I was at a conference recently where a woman volunteered to participate in exploring her most compelling future in front of the audience. She started off with the safe desires or wishes. The conference speaker probed her deeper. Then she began to cry and blurted out a heartfelt dream to have enough steady income to pay off her parent’s home. She surprised herself when she said this, and reflected that it was true, but she had never shared it with anyone else.
It got me questioning myself…”What is the dream you are unwilling to admit to yourself? Or perhaps you admit it, but can’t or won’t action it…. What is bigger than your pain? Are you willing to commit to that?”
There is huge pain in not admitting and going for our dreams. We can unknowingly or knowingly keep ourselves distracted enough during most of our lives, but often where the majority of this pain shows up is in our elder years or near the time of death.
From the Huffington Post’s article “The Top 5 Regrets of the Dying,” the top regret is as follows:
“I wish I’d had the courage to live a life true to myself, not the life others expected of me.”
The article goes on to say, “When people realize that their life is almost over and look back clearly on it, it is easy to see how many dreams have gone unfulfilled. Most people had not honored even a half of their dreams and had to die knowing that it was due to choices they had made, or not made.”
There is an additional pain to unrecognized and unfulfilled dreams as noted by the following excerpt from Deborah Adele’s book The Yamas and Niyamas:
“In India, during major festivals, elephants are paraded down the narrow streets, proudly dressed in silk and jewelry, caring the likeness of a deity on their backs. Along the way, vendors, displaying luscious treats and sparkling jewelry, are numerous. The elephants being curious and playful by nature can’t help but swing their trunks this way and that in an attempt to capture the glitter and the treats lining the streets. Destruction and chaos quickly follow. However, the trainers, knowing their elephant’s adventuresome nature, have learned to coax them into wrapping their trucks around a bamboo shoot. Now, as elephants marched on the street carrying their bamboo shoot, that parade continues smoothly.
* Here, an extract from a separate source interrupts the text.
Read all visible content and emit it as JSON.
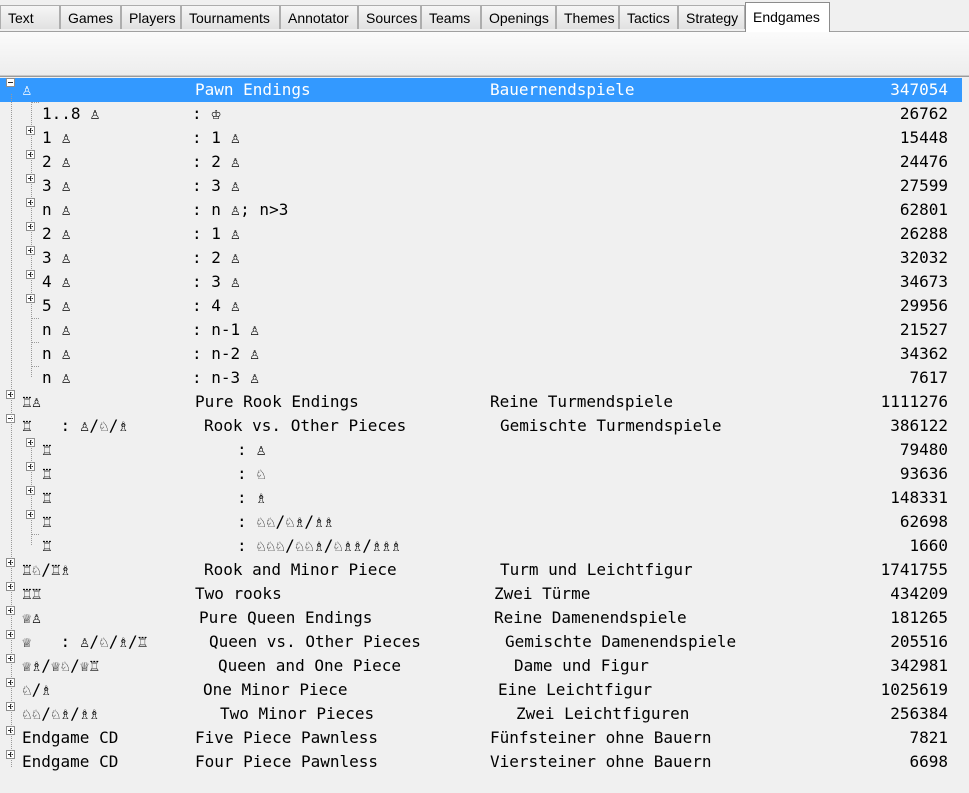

We are much like those elephants. When we don’t know what we want or we don’t have the courage to pursue it, everything that everyone else is doing looks tempting to us. We began to lust after others’ accomplishments and others’ possessions. We get sidetracked from our own dreams and our own realness. However, when we focus on our own dreams, we can move forward with dignity much like the elephants holding onto the bamboo shoot, undisturbed by glitter and sparkle along the way. By holding on to our “bamboo shoot,” we can begin to build our competency and create the circumstances within us to have what we want.”
As we approach and enter 2016, what is the dream you are unwilling to admit to yourself? Or perhaps you admit it, but can’t or won’t action it…What is bigger than your pain, bigger than your fear? Are you willing to commit to that?
Happy New Year
Wishing you honesty with yourself, compassion for yourself and many blessings for the New Year!
This deep work is always best in supportive, loving company, so please engage a trusted friend, relative, or coach/counselor.